If this book were a television show, it would be a drama on the order of Little House on the Prairie, just a bit more grown up. Olivia Newport has a way of spinning a story that keeps the readers engaged and involved. Hope in the Land takes the reader back to the Great Depression where the Amish may have just been the wealthiest people in the nation because of all they could do for themselves.
Gloria and Marlin have a housefull of children--but the boys have married and moved to their own homes on the farm, leaving only the five girls at home. Minerva and Ernie have just one child still at home. These two couples are next door neighbors, but Gloria and Minerva have a history of competition going back to early primary school, even though Gloria wanted nothing to do with competing.
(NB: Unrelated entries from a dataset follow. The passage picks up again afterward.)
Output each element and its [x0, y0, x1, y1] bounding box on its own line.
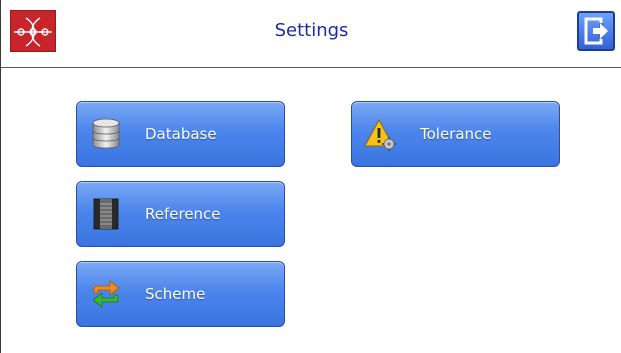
- tolerance-button[interactable]: Tolerance: [351, 101, 560, 167]
- database-label: Database: [145, 125, 217, 143]
- database-icon: [92, 118, 120, 149]
- header-bar: Settings: [1, 0, 621, 68]
- scheme-button[interactable]: Scheme: [76, 261, 285, 327]
- reference-button[interactable]: Reference: [76, 181, 285, 247]
- warning-gear-icon: [364, 118, 396, 151]
- database-button[interactable]: Database: [76, 101, 285, 167]
- settings-screen: Settings Database Reference Scheme Toler…: [0, 0, 621, 353]
- swap-arrows-icon: [92, 280, 120, 308]
- page-title: Settings: [274, 20, 349, 41]
- reference-label: Reference: [145, 205, 221, 223]
- tolerance-label: Tolerance: [420, 125, 492, 143]
- scheme-label: Scheme: [145, 285, 206, 303]
- film-reel-icon: [93, 198, 119, 230]
- exit-icon: [584, 17, 608, 45]
- exit-button[interactable]: [577, 11, 615, 51]
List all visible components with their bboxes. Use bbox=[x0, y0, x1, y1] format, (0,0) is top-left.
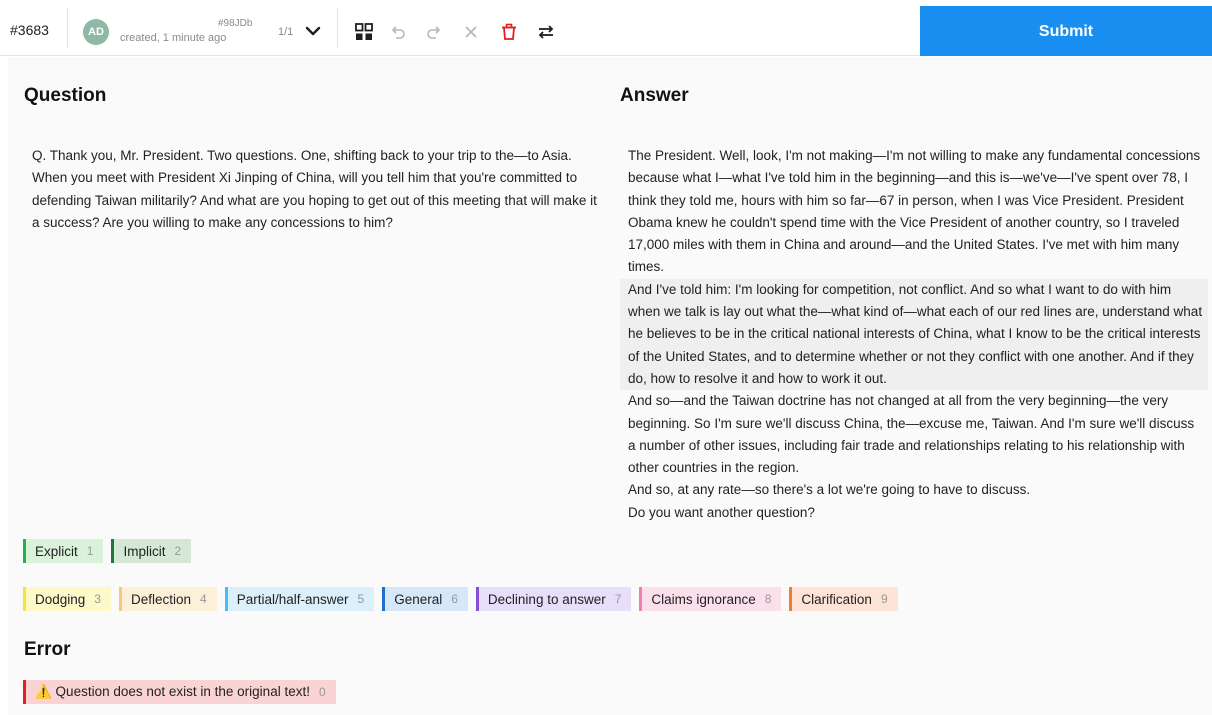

Polly is in love with Thomas, but he seems more interested in her sister, Lena. Henry is an agent from a WPA program doing research on family farms and how they are managing to get through the Depression. Rose is Minerva and Ernie's daughter, but she's also intrigued by Henry, interested in farming, wants to learn more of the homemaking arts that her mother hasn't taught her.
Minerva's favorite thing to do is spend money, and Ernie finds out that Minerva has spent their reserve money on frivolous things and makes her take them back or sell them or somehow get the money out of them so they won't lose the farm.
This all seems disjointed, but they are all subplots to the main plot of the book, and they all make the book the readable tome that it is. Five Stars, Two Thumbs Up, and some self-sufficiency in your life.
My thanks to Barbour Books for allowing me to read and review this book.